Why Johnny Can’t Add Without a Calculator - boh
http://www.slate.com/articles/technology/future_tense/2012/06/math_learning_software_and_other_technology_are_hurting_education_.single.html

======
fr0sty
The section regarding textbooks and the conflicting agencas of the teachers
(use what is good and what works) and the principals (use the new shiny ones)
reminded me of Richard Feynman's stint on a textbook selection committee:
<http://www.textbookleague.org/103feyn.htm>

Compare this from the article:

    
    
      "[T]he standard geometry book for Fairfax County, which is 
      used in schools around the country, tries to explain what 
      a mathematical point is by analogy to pixels on TV 
      screens, which are not in fact point-like."
    

With This:

    
    
      "[T]he books were so lousy.
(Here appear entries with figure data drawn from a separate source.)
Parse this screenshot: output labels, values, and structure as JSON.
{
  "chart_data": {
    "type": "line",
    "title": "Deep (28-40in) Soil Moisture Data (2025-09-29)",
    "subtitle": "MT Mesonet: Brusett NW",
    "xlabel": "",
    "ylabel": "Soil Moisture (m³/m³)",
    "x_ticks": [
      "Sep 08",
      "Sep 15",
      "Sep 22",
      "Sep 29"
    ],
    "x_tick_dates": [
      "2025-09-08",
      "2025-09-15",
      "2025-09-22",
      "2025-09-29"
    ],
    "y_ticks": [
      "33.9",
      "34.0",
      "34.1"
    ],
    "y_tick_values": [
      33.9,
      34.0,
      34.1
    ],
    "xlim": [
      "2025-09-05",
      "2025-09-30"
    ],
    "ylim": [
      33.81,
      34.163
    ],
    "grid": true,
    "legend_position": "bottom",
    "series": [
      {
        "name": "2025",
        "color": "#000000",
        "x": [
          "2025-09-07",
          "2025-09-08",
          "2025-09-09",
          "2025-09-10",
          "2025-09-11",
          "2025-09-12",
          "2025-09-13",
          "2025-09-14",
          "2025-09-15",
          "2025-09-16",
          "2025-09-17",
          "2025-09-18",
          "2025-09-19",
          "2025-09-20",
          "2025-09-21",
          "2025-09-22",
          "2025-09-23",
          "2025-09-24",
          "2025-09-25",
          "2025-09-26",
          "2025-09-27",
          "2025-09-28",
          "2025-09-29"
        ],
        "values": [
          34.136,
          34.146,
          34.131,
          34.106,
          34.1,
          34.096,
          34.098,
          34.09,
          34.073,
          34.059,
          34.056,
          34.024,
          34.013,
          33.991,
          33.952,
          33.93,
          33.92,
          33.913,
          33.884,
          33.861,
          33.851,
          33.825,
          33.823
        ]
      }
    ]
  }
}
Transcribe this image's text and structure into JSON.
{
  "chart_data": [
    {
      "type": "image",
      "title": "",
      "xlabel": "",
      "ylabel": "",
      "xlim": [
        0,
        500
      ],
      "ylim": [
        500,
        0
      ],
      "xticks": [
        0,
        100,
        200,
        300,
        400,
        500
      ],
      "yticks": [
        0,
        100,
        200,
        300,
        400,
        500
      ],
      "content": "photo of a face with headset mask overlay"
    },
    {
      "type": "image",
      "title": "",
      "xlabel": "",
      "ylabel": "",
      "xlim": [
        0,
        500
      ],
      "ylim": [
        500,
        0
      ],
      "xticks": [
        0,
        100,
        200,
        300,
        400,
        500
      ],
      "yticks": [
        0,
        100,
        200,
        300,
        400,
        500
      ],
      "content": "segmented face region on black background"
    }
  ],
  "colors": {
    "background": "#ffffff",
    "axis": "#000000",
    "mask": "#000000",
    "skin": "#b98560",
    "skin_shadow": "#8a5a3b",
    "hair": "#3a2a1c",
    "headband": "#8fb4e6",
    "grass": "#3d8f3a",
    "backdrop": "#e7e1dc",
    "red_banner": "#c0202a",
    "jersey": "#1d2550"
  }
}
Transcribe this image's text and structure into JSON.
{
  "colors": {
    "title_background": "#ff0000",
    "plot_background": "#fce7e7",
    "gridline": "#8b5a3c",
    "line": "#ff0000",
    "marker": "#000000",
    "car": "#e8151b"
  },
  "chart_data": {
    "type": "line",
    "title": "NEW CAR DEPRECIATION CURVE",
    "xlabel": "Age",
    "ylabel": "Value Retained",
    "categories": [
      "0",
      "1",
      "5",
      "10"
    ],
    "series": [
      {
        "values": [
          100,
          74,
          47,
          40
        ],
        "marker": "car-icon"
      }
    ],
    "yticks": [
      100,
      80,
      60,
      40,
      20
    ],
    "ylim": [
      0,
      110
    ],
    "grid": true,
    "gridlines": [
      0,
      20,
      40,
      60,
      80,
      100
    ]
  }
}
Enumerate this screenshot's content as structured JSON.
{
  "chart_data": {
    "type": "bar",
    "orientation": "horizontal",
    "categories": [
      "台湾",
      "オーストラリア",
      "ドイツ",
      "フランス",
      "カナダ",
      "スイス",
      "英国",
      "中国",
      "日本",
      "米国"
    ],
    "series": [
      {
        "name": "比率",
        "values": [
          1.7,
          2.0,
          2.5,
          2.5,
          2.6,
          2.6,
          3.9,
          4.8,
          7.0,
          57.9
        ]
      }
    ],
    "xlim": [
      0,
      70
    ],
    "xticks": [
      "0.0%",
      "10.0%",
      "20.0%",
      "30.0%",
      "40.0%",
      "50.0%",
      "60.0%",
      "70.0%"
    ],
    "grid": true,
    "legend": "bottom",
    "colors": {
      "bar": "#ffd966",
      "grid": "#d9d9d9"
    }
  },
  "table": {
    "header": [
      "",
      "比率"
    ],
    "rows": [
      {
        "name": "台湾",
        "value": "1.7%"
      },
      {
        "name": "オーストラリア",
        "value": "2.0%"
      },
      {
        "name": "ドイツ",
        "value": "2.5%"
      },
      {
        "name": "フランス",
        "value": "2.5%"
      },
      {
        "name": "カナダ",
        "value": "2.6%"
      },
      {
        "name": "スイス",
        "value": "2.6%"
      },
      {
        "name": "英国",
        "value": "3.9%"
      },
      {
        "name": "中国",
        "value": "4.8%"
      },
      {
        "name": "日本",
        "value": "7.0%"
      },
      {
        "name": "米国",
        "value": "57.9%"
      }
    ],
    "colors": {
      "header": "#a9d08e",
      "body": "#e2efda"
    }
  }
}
They were false. They were 
      hurried. They would try to be rigorous, but they would use 
      examples (like automobiles in the street for "sets") which 
      were almost OK, but in which there were always some 
      subtleties."
    

Feyman continues:

    
    
      "The definitions weren't accurate. Everything was a little 
      bit ambiguous -- they weren't smart enough to understand 
      what was meant by "rigor." They were faking it. They were 
      teaching something they didn't understand, and which was, 
      in fact, useless, at that time, for the child."

------
rrmm
The thing I learned about learning math is that you have to do a lot of
problems. That's it. That's the trick.

Also, It's helpful to read a lot of different explanations/developments of a
concept until I find one that makes sense.